Les origines du Tai Chi-1

Les mythes, les histoires et la réalité sur les origines du Tai Chi.

origines du tai chi

Mythes et réalité

Les origines des pratiques traditionnelles suscitent généralement différentes histoires, selon qu’elles sont écrites de l’intérieur ou de l’extérieur, qu’elles se fondent sur l’histoire mythique ou bien sur les recherches contemporaines avancées.
Les histoires mythiques véhiculent toujours un sens symbolique ou un message philosophique et du fait de leur caractère plus ou moins merveilleux portent agréablement au rêve.
Elles finissent par s’enraciner dans la culture qui les a vues naître et force répétition, deviennent l’histoire officielle.

La civilisation chinoise a toujours su produire des histoires extraordinaires pour raconter ses grands personnages, ses éléments culturels fondateurs ou l’origine de ses connaissances.
A l’exemple de Fu Hi, qui vit apparaître une tortue magique portant sur son dos les 8 trigrammes du Yi King, de Lao T’seu qui sortit du ventre de sa mère à l’âge de 81 ans avec une barbe blanche et emplit de sagesse ou bien de Yu le Grand qui dompta les eaux ravageant régulièrement le pays, en offrant la moitié de son corps au dieu du fleuve et en créant 5 montagnes sacrées.

Les origines Tai Chi n’échappent pas à cette tradition des histoires extraordinaires.

L’histoire mythique du Tai Chi

Il est dit qu’un ermite taoïste du nom de Zhang Sanfeng vivant sur la montagne Wudang au 14° siècle créa cette pratique martiale après avoir observé un combat entre une grue et un serpent.

Il existe trois versions de cette histoire.

L’une décrit une grue attaquant puissamment avec son bec et ses ailes mais ne rencontrant que le vide car le serpent esquivait chaque attaque par des mouvements circulaires. La grue, attaquant la queue du serpent, se voyait frappée par la tête et inversement. Cette version précise que la grue renonça.
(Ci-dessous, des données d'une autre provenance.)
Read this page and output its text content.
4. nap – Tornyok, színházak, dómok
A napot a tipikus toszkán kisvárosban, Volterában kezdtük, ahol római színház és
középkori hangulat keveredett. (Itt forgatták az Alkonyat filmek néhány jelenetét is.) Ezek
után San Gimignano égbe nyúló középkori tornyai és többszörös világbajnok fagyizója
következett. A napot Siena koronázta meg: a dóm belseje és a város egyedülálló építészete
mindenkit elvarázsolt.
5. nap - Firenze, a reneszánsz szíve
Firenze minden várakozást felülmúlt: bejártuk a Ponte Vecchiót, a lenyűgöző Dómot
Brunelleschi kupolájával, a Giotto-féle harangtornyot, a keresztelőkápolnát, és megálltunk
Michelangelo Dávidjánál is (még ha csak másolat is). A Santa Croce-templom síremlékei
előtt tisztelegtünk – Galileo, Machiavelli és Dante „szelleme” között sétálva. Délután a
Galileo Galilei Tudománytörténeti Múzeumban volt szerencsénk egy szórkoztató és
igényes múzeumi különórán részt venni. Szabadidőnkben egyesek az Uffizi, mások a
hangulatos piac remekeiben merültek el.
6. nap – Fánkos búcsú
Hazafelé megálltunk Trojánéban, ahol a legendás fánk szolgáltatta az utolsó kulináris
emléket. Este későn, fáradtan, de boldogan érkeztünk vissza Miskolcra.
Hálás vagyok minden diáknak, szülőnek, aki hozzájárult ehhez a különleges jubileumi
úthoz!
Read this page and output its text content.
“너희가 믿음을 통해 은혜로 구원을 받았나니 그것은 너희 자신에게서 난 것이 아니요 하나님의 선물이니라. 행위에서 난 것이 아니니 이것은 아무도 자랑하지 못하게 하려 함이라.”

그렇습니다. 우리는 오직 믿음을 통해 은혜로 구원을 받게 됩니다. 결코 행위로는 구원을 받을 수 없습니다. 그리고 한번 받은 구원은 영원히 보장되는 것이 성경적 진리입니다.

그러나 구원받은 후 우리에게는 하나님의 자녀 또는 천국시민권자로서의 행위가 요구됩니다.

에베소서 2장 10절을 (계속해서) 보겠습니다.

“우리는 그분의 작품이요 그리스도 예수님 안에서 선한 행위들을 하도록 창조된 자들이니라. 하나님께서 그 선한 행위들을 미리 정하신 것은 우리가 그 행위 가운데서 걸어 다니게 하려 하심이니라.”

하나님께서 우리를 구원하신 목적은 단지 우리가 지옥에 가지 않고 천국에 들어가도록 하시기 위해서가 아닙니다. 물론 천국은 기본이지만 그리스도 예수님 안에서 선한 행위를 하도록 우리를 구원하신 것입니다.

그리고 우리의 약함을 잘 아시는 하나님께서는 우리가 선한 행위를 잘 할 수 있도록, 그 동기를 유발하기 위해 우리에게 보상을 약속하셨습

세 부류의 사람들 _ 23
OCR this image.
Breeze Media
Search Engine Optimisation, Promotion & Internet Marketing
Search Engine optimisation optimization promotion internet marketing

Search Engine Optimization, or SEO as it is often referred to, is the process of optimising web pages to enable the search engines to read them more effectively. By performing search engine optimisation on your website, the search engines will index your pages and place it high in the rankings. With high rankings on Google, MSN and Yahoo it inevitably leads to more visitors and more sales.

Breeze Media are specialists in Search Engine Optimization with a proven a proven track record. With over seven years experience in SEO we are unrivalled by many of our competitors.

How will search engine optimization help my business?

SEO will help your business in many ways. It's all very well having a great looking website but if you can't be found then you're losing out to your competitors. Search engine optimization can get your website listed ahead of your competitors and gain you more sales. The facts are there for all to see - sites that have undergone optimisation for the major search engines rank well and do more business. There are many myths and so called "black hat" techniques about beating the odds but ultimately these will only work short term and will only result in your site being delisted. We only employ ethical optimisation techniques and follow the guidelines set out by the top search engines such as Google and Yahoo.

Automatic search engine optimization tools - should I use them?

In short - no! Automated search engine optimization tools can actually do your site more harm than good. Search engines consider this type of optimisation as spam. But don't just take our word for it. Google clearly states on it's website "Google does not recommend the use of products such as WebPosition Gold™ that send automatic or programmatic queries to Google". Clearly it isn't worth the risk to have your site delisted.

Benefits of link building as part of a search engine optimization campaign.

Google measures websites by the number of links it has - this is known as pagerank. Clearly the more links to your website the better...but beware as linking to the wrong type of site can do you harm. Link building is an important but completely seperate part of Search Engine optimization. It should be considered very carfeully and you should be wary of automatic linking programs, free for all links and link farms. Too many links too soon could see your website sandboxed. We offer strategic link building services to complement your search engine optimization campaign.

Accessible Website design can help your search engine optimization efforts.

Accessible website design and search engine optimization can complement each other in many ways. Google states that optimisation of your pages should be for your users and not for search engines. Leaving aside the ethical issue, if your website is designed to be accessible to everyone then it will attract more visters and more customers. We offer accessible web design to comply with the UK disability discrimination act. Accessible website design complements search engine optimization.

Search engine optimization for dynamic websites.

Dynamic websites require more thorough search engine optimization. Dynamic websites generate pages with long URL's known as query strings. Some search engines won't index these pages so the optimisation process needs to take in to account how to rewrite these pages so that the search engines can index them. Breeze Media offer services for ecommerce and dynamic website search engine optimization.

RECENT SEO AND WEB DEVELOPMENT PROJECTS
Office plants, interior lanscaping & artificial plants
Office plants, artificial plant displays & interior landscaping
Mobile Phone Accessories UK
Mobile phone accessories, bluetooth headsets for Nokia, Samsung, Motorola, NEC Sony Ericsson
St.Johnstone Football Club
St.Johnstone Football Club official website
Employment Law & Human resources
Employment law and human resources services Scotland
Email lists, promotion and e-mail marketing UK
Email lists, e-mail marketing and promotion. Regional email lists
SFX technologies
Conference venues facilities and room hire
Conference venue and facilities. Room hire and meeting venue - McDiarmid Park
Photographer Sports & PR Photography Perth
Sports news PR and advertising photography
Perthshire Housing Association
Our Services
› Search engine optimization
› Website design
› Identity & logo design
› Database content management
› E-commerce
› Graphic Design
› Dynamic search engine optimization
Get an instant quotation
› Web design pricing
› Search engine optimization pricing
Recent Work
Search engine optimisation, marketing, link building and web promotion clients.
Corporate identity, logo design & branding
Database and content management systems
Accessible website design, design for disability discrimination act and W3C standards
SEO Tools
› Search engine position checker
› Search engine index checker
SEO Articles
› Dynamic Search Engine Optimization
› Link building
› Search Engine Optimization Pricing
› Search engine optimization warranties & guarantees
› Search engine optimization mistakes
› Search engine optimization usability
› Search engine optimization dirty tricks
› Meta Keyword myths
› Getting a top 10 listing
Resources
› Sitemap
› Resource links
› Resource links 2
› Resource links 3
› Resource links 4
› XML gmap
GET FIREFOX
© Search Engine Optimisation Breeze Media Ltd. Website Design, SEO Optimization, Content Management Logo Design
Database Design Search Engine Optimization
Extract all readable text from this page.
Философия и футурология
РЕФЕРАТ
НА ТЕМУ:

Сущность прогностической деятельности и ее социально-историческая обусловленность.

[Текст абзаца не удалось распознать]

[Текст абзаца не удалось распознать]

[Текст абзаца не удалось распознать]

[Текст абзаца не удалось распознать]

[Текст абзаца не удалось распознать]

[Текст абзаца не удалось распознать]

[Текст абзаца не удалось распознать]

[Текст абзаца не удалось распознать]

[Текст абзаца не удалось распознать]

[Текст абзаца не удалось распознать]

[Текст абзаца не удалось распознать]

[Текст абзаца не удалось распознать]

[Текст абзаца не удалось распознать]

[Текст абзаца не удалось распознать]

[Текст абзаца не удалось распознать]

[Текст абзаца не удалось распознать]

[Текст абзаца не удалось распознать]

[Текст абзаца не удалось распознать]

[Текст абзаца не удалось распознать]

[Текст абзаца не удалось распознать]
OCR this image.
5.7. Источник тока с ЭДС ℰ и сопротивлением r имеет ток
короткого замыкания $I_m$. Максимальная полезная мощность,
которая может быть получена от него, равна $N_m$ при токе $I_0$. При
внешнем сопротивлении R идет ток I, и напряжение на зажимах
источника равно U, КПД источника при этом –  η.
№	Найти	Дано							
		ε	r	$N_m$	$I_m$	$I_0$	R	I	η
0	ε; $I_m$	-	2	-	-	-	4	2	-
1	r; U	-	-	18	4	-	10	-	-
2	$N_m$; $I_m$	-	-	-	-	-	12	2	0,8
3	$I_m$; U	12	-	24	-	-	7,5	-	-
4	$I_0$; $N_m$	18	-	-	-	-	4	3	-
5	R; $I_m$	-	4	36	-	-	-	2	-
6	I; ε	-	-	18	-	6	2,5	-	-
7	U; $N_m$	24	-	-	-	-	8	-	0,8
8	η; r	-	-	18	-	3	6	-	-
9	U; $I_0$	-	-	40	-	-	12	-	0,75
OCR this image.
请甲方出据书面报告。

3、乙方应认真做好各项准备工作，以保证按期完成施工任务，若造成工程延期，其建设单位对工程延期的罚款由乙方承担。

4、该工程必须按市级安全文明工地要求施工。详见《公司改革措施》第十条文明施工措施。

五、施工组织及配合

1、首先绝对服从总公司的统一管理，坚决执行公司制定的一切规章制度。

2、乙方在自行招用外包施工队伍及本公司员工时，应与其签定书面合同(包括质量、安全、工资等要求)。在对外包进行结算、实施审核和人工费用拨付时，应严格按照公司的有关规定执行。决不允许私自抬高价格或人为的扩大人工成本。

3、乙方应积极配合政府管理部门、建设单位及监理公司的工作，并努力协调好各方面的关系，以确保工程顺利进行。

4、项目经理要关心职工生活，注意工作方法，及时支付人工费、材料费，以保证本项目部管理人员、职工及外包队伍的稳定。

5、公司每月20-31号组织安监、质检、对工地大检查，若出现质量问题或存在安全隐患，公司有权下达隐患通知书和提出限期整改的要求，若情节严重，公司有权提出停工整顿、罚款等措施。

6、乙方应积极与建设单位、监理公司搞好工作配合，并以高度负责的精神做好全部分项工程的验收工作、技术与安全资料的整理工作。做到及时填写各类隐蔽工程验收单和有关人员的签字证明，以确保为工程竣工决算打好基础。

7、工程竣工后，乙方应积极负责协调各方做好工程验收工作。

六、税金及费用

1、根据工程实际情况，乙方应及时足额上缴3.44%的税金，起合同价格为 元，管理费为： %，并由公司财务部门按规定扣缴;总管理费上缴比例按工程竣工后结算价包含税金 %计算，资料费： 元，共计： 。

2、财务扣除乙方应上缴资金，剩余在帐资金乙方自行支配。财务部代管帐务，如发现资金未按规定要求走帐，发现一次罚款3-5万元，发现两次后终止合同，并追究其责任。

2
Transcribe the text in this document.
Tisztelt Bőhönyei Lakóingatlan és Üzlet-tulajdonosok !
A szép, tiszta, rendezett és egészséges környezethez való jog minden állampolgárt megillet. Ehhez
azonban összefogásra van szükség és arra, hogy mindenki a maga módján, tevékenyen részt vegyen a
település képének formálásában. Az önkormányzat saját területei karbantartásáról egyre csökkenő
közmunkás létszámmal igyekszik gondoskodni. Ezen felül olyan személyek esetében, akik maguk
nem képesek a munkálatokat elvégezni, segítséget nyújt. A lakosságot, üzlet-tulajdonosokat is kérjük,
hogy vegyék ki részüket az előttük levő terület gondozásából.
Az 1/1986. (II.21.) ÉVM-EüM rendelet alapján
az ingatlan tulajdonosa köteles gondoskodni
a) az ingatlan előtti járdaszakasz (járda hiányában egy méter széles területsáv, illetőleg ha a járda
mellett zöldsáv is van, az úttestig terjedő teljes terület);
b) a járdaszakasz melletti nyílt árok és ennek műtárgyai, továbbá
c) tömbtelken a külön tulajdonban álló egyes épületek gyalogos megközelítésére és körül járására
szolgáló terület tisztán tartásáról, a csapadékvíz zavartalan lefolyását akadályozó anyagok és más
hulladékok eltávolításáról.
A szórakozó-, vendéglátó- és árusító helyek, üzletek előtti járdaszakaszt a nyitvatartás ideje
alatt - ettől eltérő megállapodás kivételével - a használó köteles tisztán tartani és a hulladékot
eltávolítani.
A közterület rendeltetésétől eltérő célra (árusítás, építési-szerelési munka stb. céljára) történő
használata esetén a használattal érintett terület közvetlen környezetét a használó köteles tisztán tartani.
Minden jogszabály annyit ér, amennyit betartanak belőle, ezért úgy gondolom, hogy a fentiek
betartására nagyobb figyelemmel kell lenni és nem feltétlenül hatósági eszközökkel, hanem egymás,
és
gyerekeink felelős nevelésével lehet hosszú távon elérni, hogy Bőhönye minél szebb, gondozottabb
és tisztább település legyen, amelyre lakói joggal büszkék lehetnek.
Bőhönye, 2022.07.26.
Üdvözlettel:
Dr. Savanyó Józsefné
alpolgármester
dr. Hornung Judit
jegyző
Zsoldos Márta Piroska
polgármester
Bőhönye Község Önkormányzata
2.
L’autre raconte le même combat mais cette fois grue et serpent se retrouvent sur un pied d’égalité et font match nul, chacun avec une stratégie différente ; le serpent avec ses mouvements souples et circulaires, la grue avec ses mouvements amples et puissants.

La troisième met en scène une divinité qui aurait transmis à Zhang Sanfeng, lors d’un rêve, l’art du Tai Chi. Celui-ci, une fois réveillé, aurait assisté à un combat entre une grue et un serpent et ainsi compris les subtilités du message divin.

Quoiqu’il en soit, le combat terminé, notre ermite réfléchit longuement et conçut une technique de combat, le Tai Chi Chuan (Taiji Quan) où les mouvements circulaires et fluides s’associaient à des frappes puissantes et directes.
Cette alternance de fluidité et de puissance n’est pas sans rappeler les notions de Yin Yang si importantes dans la civilisation chinoise.

A partir de Zhang San Feng se constitua une longue lignée de disciples dont on ne sait rien, pour aboutir à Wang Zhong Yue. Ce dernier aurait transmis le Tai Chi au clan Chen à la fin du 18e siècle.

Belle histoire qui réunit ermite et montagne, grue et serpent, tous chargés de sens symboliques forts dans la culture taoïste. Mais ce ne sont que de belles histoires…

L’histoire vue de l’intérieur par les clans Chen et Yang

L’histoire du Tai Chi véhiculée par le clan Chen relate la création de celui-ci par Chen Wang Ting (1600-1680), dans le village de Chenjia Gou, province du Henan. On ne sait pas grand-chose d’autre si ce n’est que ce représentant du clan Chen, pratiquant de haut niveau, assurait avec quelques membres de son entourage la sécurité des caravanes transportant les marchandises.

Le mode de transmission ne se faisant qu’au sein de la famille, cet art martial resta très peu connu durant deux siècles et sa renommée ne dépassa guère la proche région.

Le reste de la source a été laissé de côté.